A Te Wānanga o Aotearoa rangahau adviser has scooped one of New Zealand's most prestigious doctoral scholarships.
Pauline Adams is the recipient of a Ngarimu VC and 28th Māori Battalion Doctoral Scholarship for 2018.
The undergraduate, masters, and doctoral scholarships commemorate Victoria Cross winner Second Lieutenant Te Moana-nui-a-Kiwa Ngārimu and members of the 28th Māori Battalion, who served on the battlefields of Greece, Crete, North Africa, and Italy between 1941 and 1945.
This year three undergraduate, three masters and two doctoral scholarships were awarded to support Māori excellence at tertiary level, with academic merit a high priority.
Pauline said receiving the scholarship was a huge honour that came with huge accountability.
"It's been quite overwhelming to be honest, it's a lot of weight on the shoulders.
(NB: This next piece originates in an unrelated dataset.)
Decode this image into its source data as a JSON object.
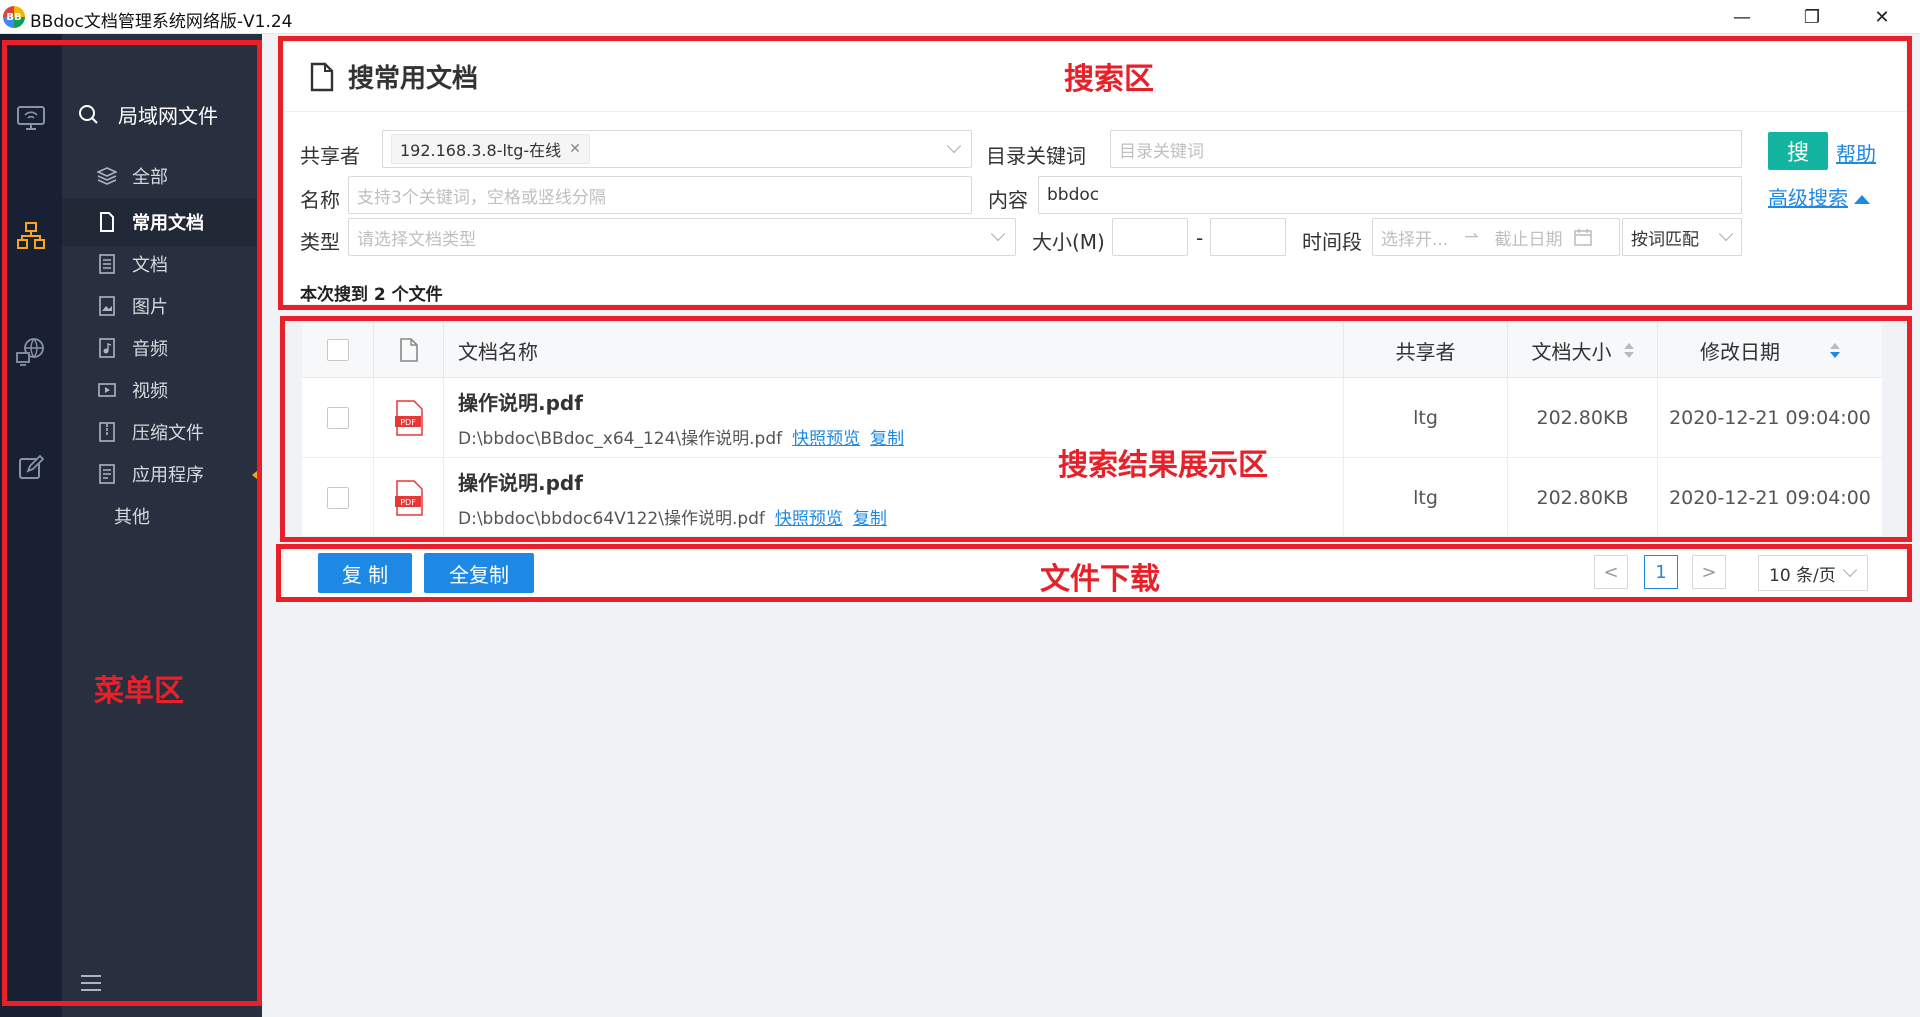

I knew it wasn't just a 'fill in the form and see what happens' scholarship.
"I put a lot of work into it, a lot of thought into it."
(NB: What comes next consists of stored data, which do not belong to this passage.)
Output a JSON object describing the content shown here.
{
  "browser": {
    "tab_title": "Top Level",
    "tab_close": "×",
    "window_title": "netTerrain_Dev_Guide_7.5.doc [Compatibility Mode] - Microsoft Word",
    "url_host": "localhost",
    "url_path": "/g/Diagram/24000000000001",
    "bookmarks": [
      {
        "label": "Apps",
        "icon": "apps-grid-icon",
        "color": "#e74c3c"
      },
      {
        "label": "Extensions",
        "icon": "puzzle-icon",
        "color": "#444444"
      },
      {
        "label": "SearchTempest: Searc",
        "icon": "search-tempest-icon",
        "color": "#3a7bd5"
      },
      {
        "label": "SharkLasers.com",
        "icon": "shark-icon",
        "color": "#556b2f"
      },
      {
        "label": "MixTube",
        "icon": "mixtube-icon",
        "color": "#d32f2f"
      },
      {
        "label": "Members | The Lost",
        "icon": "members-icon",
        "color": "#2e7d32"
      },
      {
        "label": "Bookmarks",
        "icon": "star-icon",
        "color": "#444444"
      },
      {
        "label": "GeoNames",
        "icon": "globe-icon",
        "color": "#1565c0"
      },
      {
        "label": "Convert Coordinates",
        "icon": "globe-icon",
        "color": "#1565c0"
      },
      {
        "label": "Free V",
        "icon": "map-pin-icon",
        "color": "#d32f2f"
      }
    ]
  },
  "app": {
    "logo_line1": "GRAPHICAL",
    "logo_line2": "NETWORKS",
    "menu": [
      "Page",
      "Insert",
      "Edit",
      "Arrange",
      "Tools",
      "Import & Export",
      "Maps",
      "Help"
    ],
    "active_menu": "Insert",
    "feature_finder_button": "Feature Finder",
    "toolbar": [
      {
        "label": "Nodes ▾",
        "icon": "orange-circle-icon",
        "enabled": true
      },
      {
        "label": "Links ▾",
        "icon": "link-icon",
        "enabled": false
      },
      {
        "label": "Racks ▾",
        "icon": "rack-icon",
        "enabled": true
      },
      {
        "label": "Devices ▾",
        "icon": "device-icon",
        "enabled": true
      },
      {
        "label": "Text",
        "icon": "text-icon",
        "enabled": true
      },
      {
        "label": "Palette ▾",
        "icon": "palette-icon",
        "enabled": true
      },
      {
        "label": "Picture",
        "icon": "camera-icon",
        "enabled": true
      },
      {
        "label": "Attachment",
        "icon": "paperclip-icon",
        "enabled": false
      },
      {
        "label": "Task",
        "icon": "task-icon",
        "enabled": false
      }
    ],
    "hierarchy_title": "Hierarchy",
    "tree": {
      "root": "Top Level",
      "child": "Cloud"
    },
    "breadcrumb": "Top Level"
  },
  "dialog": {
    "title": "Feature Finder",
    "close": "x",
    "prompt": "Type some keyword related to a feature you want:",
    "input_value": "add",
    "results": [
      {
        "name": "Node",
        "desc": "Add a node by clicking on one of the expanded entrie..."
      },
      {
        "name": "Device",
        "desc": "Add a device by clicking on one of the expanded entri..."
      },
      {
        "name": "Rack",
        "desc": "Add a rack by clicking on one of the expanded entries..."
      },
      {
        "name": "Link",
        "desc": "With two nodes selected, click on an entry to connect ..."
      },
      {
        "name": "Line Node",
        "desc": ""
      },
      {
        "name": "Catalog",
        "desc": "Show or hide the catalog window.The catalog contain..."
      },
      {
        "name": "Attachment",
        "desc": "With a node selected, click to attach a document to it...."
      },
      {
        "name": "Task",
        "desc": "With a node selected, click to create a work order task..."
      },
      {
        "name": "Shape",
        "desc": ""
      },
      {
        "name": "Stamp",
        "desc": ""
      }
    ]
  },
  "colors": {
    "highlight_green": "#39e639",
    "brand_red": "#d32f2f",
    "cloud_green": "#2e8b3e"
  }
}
She said having strong whānau links to the 28th Māori Battalion added to the honour, and the responsibility.
"My koro was in C Company. I was very close to him and my daughter carries his name so that was significant," she said.
"In applying for the scholarship, I went back to whānau and said 'I'm applying for this scholarship and this is the importance of it'. So I talked about my koro a lot in the application and the lessons we've learned as a whānau from him."
Her doctoral research is about bicultural identity and how society portrays and influences identity, particularly among young people.
"There's a lot of research on Māori adolescents and how they identify as Māori. Things like 'I know I'm Māori because I'm poor' or because 'I grew up in a gang'. That's all they've seen and that's all they've heard of what it means to be Māori.
"That's a colonised perspective of Māori and it's reinforced through our media, through our film, our television. Part of my research is about pushing back against these narratives."
A large part of Pauline's research draws on her experience growing up with a Māori mother and Pākeha father in suburban Auckland in the 1980s. It's an approach she finds challenging.
"From the beginning it became obvious I had to do this from my perspective. I'm pretty introverted but it's important to do this to understand how I saw the world growing up," she said.
"Something like the 1981 Springbok tour - which really held a mirror up to each and every one of us - has an impact on how you see yourself and I guess that's what I'm really exploring."
Her rangahau also considered the connotations of urbanisation.
"I look at urbanisation as a narrative. Being 'urban' comes with all these connotations. 'You don't know who you are', 'you need to go home and find out who you are'. Well, I know exactly who I am."
Paulne has a strong background in educational research and experience. She trained as a primary school teacher more than 20 years ago and completed her undergraduate degree in education at Auckland University.
After teaching in Auckland and overseas, she returned to Rotorua in 2010 and began teaching on the Bachelor of Education programme at Te Wānanga o Aotearoa while also completing her masters.
She began her current role as rangahau adviser in 2015.
"The biggest part of our role is support.
"We are also developing the Te Wānanga o Aotearoa position on rangahau, not research. We will continue to take that kaupapa out of the wānanga and to challenge those spaces. I love it here and I love the rangahau kaupapa and just want to continue to grow rangahau in Te Wānanga o Aotearoa."